KI kann auch sehr kreativ sein. Sie generiert Fotos, Videos und Musik. Mit dem KI-Tool Ganbreeder z. B. lassen sich fantastische Kunstwerke schaffen und das Programm Nvidias GauGAN malt Landschaften wie ein Profi. Geld lässt sich damit auch verdienen: Bereits 2018 versteigerte das Auktionshaus Christie’s erstmals KI-Kunst – für fast eine halbe Million US-Dollar.
Professor Schlösser, bezüglich der Urheberschaft bei künstlich erzeugten Werken ist ja noch einiges im Unklaren, erste Patentanmeldungen gehen ein: Wem gehört ein KI-Werk? Würden Sie den Nutzern solcher Software deshalb erst mal zur Vorsicht raten, bis das geklärt ist?
Das ist ein Bereich, in dem die Entwicklungen ebenfalls sehr dynamisch verlaufen, eben weil die Fragen so neu sind. Die Überlegung hinter den Klagen von Urhebern und Kunstschaffenden sind m. E. leicht nachvollziehbar: Systeme wir ChatGPT und andere eher visuell orientierte System haben ihre Fähigkeiten auf Grundlage von Trainingsdaten entwickelt, die in der Regel von anderen, in den allermeisten Fällen kreativ arbeitenden echten Menschen, erschaffen wurden. Wenn das K.I.-System nun darauf basierend etwas erzeugt, inwiefern kann es sich dann noch um eine „eigenes“ Werk des K.I.-Systems handeln? Wenn ich einem Kunstfälscher sage: Mal mir ein Bild wie Van Gogh, aber das Motiv soll mein Haus mit der Wiese davor sein und das Bild sieht nachher aus wie von Van Gogh gemalt, würden wir es vermutlich auch als (wenn auch kuriose) Fälschung einschätzen.
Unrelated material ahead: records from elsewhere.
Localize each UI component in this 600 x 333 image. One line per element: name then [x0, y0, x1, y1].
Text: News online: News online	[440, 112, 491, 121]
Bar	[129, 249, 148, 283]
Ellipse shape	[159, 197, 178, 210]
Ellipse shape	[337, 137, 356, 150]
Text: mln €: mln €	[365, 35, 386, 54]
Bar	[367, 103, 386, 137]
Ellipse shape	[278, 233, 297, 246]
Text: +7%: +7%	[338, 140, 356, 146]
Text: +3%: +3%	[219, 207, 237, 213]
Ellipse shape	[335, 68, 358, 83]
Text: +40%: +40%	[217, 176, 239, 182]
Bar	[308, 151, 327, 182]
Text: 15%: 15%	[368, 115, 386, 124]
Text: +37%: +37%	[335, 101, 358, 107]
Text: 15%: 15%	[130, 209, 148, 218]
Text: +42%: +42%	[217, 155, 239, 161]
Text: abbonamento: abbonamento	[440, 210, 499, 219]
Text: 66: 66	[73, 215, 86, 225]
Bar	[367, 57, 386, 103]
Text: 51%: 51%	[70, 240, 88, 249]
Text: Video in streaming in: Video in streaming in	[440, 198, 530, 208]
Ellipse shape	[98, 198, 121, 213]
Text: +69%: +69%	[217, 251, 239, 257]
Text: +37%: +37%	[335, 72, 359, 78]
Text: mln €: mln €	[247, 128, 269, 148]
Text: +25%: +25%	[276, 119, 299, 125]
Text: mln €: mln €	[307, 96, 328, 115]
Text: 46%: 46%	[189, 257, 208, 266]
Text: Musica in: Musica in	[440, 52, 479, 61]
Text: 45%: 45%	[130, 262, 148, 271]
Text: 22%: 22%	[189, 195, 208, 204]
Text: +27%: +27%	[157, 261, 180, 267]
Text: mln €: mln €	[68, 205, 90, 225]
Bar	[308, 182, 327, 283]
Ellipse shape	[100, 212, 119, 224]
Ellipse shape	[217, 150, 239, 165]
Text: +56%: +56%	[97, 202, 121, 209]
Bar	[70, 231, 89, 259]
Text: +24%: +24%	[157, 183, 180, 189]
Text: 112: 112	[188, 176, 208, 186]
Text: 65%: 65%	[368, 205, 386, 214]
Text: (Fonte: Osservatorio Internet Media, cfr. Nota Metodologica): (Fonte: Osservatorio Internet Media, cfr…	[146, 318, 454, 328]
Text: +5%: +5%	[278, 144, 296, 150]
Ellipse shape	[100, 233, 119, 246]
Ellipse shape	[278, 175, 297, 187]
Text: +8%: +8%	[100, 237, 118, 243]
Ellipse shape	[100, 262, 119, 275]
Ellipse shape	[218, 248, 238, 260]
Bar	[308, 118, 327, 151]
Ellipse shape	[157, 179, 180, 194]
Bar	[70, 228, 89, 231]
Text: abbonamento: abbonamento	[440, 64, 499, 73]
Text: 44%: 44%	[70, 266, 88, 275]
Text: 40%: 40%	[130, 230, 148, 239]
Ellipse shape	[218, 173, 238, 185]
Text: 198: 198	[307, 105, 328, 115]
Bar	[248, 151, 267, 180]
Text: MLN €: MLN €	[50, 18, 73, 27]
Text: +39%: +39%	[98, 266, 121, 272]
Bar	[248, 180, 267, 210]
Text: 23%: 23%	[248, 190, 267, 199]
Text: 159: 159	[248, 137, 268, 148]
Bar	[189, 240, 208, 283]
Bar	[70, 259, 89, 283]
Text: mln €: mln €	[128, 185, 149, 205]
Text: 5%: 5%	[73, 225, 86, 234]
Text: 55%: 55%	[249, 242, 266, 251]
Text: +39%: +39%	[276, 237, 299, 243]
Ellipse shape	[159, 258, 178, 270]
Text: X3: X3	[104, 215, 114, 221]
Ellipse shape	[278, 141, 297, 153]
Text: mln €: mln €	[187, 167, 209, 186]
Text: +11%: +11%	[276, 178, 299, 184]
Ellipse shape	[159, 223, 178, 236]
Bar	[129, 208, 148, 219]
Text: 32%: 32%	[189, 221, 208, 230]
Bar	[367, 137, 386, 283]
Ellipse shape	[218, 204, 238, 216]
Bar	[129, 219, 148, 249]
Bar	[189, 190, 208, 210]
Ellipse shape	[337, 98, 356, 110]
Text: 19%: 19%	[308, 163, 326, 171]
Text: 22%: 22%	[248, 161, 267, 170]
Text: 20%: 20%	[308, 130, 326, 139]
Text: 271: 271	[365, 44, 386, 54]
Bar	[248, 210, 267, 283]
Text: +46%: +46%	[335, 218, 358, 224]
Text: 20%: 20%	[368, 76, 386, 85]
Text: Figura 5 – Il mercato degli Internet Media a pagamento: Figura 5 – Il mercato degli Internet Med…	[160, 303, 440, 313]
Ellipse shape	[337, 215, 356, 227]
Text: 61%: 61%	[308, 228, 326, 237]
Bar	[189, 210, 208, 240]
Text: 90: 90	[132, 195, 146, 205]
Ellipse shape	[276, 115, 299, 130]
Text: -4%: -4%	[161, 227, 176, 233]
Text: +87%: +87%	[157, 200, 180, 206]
Aber auch hier lautet die Frage schon: Wie hoch war der eigene kreative Anteil des Fälschers am entstandenen Werk? Das Ganze hat auch noch eine datenschutzrechtliche Dimension, wenn man bedenkt, dass die Systeme Informationen aus jeder Interaktion mit Nutzenden (z. B. das Feedback zu erzeugten Antworten oder Bildern) integrieren und für sich nutzbar machen. Nicht umsonst laufen nationale und EU-weite Bemühungen zur Regulierung von K.I.-Anwendungen, um deren Sicherheit und Konformität mit den Grundrechten zukünftig zu gewährleisten. Passend dazu sagte die Vorsitzende des Deutschen Ethikrates Alena Buyx "Der Einsatz von KI muss menschliche Entfaltung erweitern und darf sie nicht vermindern".
Sensitive Roboter
Google hat eine KI-Nase entwickelt, die mittels künstlicher Rezeptoren ca. 5.000 Gerüche erkennen und verarbeiten kann. Auch so empfindliche Früchte wie Himbeeren können Roboter heute schon dank zahlreicher Sensoren pflücken. Sensible Roboterfinger sind wichtig für die Haushaltsroboter, die heute schon Wäsche sammeln und gärtnern können. Und für die Pflegerobotik der Zukunft. Da sind sie noch sind sie nicht so weit, stolpern eher noch durch die Realität. Aber ihre Zeit wird kommen. Angesichts des Pflegenotstands macht das Sinn.
Können Sie persönlich sich vorstellen, später selbst einmal von einem Roboter gepflegt zu werden?
Nein.
Empathische KI?
Vielfach wird gesagt, dass das, was KI kann, noch weit entfernt ist vom menschlichen Verständnis, vom logisch-symbolischen Denken. Und von Gefühlen. Das heißt allerdings nicht, dass der Beruf des Psychotherapeuten sicher vor KI ist. Erste Chatbots wie WoeBot und Wysa sollen heute schon bei Depressionen und bei der Kontrolle über Emotionen und Gedanken helfen. Roboter-Empathie, die uns Menschen helfen kann, Empathie überhaupt zu verstehen?
Echte Empathie erfordert, dass Maschinen subtile Signale in Körpersprache und Worten erkennen. Forscher der Columbia Universität New York haben daher einen Roboter gebaut, der das Verhalten eines anderen Roboters vorhersagen kann, neuronale Netze, die tatsächlich lernen können, über die "kausale, dynamische Struktur physikalischer Ereignisse nachzudenken."